Apogee Enterprises, Inc.
4400 West 78th Street, Suite 520
Minneapolis, MN 55435
October 31, 2019
Engaged Capital, LLC
610 Newport Center Drive, Suite 250
Newport Beach, CA 92660
Attention: Glenn W. Welling
|Notice Deadline for Nomination of Engaged Capital Director Candidates
Dear Mr. Welling:
On behalf of Apogee Enterprises, Inc. (the Company), I am writing with respect to the notice deadline for the nomination of director candidates for election to the Companys Board of Directors (the Board) at the Companys 2019 annual meeting of shareholders (the 2019 Annual Meeting).
Pursuant to the letter agreement between the Company and Engaged Capital, LLC and certain of its undersigned affiliates (collectively, Engaged Capital), dated as of October 10, 2019, the Company considers any notice from Engaged Capital pursuant to Section 1.09 of the Companys Amended and Restated By-laws (the By-laws) with respect to the 2019 Annual Meeting timely if such notice is received by the Company by 11:59 pm New York City time on November 3, 2019 (the Notice Deadline).
The Board has granted a limited waiver of the Notice Deadline as it applies specifically and only to Engaged Capital (the Waiver).
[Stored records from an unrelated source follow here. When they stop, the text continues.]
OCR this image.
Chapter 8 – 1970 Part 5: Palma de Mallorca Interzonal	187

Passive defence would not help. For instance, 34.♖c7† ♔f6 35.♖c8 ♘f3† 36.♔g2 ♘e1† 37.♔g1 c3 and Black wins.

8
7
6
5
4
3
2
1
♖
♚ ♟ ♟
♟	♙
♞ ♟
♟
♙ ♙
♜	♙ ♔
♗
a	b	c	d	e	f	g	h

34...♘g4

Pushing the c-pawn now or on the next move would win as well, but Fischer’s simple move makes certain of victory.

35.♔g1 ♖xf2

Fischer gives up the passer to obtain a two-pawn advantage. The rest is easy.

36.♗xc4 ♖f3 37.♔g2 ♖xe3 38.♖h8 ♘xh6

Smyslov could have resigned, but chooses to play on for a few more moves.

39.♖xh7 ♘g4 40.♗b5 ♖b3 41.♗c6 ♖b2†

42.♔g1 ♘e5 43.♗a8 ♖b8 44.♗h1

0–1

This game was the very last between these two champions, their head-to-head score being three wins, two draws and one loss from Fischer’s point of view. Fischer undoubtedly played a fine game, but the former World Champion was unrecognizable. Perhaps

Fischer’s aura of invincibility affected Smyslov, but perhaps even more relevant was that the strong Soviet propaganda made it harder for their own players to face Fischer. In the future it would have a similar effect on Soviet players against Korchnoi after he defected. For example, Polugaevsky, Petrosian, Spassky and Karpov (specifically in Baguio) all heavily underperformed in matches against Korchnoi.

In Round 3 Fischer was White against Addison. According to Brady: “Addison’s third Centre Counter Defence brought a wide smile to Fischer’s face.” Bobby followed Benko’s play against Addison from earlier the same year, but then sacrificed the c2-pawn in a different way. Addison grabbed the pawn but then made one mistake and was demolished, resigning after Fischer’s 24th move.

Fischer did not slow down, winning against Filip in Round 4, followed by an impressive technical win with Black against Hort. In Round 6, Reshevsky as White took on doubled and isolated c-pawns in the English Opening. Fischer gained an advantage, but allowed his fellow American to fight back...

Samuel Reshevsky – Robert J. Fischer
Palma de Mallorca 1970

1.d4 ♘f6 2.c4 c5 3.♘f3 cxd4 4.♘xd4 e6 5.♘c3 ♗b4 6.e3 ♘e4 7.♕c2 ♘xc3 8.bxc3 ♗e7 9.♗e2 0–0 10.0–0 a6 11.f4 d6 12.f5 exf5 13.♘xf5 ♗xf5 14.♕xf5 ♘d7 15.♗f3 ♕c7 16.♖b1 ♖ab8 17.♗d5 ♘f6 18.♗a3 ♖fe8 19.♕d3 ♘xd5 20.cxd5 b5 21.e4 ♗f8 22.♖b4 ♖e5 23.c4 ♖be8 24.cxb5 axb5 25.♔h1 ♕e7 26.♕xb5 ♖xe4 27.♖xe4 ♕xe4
Pursuant to the Waiver, to be timely, any notice of director nominations by Engaged Capital for the 2019 Annual Meeting must be received via e-mail by the Company or its outside legal counsel no later than 11:59 pm New York City time on November 10, 2019 (the Extended Notice Deadline). The Waiver does not apply to proposals for any other business that Engaged Capital may wish to propose for consideration at the 2019 Annual Meeting.
The Waiver is conditioned on Engaged Capital (and its affiliates and associates) not, without the Companys prior written consent, (i) submitting any notice of director nominations or other proposals, (ii) making any filings with the SEC other than a Schedule 13D amendment disclosing the fact that the Waiver has been granted and attaching a copy of this letter agreement as an exhibit thereto, (iii) issuing any press release or making any other public statement or (iv) directing others to take any of the actions listed in the foregoing clauses (i) through (iii), in each case with respect to the Company and prior to the final day of the Extended Notice Deadline. For the avoidance of doubt, any notice of director nominations from Engaged Capital must otherwise conform to the requirements set forth in the By-laws and comply with applicable law.
The Company further agrees not to file any proxy materials in connection with the 2019 Annual Meeting prior to the Extended Notice Deadline without Engaged Capitals prior written consent, provided that Engaged Capital has not taken any of the actions described in clauses (i) through (iv) of the preceding paragraph.